- O ensino superior privado hoje responde por 88% das cerca de 2.600 IES e por 79% das roughly 10 milhões de matrículas no Brasil.
- O setor privado se divide em instituições sem fins lucrativos (cativas, com matrículas em queda) e instituições com fins lucrativos (≈65% do setor, mais da metade das matrículas), sendo oito grandes grupos responsáveis por 58% dos estudantes.
- Historicamente, a expansão privada começou no fim do século XIX; nos anos setenta surgiram faculdades de baixo custo. Em 1997, passaram a atuar IES com fins lucrativos, estimulando a financeirização.

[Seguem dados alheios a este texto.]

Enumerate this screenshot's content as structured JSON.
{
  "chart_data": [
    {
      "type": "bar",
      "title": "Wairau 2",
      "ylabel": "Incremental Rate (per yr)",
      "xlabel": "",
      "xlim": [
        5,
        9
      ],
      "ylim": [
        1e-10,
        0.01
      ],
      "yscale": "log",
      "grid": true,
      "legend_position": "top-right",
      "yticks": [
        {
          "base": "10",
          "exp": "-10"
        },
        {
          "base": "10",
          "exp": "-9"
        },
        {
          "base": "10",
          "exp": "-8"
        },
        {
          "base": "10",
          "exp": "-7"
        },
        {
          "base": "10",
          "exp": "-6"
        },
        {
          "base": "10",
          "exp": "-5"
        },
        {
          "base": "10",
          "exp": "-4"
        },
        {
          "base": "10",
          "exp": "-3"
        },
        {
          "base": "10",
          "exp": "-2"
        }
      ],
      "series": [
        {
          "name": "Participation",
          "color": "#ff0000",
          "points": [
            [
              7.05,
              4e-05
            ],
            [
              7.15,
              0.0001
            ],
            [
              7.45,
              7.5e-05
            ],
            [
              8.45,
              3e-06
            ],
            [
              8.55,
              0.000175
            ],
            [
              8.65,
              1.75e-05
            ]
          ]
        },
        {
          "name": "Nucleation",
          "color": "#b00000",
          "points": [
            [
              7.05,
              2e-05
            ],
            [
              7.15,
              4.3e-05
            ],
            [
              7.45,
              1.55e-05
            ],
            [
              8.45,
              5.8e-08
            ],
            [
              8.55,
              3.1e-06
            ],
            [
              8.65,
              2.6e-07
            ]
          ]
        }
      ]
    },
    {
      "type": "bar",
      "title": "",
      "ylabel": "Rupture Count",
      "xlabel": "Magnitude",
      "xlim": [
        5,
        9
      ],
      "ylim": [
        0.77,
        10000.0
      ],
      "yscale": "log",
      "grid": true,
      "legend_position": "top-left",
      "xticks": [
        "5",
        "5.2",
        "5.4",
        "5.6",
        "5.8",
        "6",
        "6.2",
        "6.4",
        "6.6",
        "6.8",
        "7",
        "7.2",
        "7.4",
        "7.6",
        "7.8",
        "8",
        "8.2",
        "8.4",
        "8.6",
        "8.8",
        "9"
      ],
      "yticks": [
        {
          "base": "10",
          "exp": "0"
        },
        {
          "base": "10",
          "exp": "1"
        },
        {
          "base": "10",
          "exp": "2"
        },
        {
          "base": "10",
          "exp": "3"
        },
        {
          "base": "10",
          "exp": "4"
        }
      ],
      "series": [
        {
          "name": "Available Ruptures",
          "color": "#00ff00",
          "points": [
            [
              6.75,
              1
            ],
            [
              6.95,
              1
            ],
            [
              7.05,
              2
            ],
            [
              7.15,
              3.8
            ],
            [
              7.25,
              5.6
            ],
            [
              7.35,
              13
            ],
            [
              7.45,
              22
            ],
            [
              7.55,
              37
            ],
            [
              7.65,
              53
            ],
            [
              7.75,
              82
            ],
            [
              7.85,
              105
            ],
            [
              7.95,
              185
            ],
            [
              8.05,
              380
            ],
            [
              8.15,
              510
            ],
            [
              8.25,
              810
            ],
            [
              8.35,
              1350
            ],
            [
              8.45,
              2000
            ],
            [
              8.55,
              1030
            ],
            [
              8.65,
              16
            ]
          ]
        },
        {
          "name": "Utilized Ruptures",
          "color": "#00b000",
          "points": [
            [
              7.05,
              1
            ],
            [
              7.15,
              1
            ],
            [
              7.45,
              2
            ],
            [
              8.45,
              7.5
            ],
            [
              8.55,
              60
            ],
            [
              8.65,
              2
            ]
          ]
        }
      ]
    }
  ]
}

- Em 2017 houve autorização para educação a distância; em 2023, 66% dos ingressantes nessa modalidade eram privados, e no campo da formação de professores esse índice chegou a 94%.
- O MEC exige autorização para funcionamento de IES privadas; o setor concentra-se em pequenas instituições e megauniversidades, com indicadores oficiais mostrando que quase 80% das matrículas estão em quartis inferiores de qualidade.
O ensino superior privado no Brasil é hoje parte central do sistema. Das cerca de 2.600 instituições de ensino superior, 88% são privadas, respondendo por 79% das quase 10 milhões de matrículas. O cenário aponta para participação relevante, não negligenciável.
Entre instituições sem fins lucrativos e aquelas com fins lucrativos, há duas trajetórias distintas. As primeiras mantêm-se estáveis em número, mas com queda de matrículas. As privadas com fins lucrativos representam cerca de 65% do setor e mais da metade das matrículas, concentrando-se em oito grandes grupos que atendem 58% dos estudantes.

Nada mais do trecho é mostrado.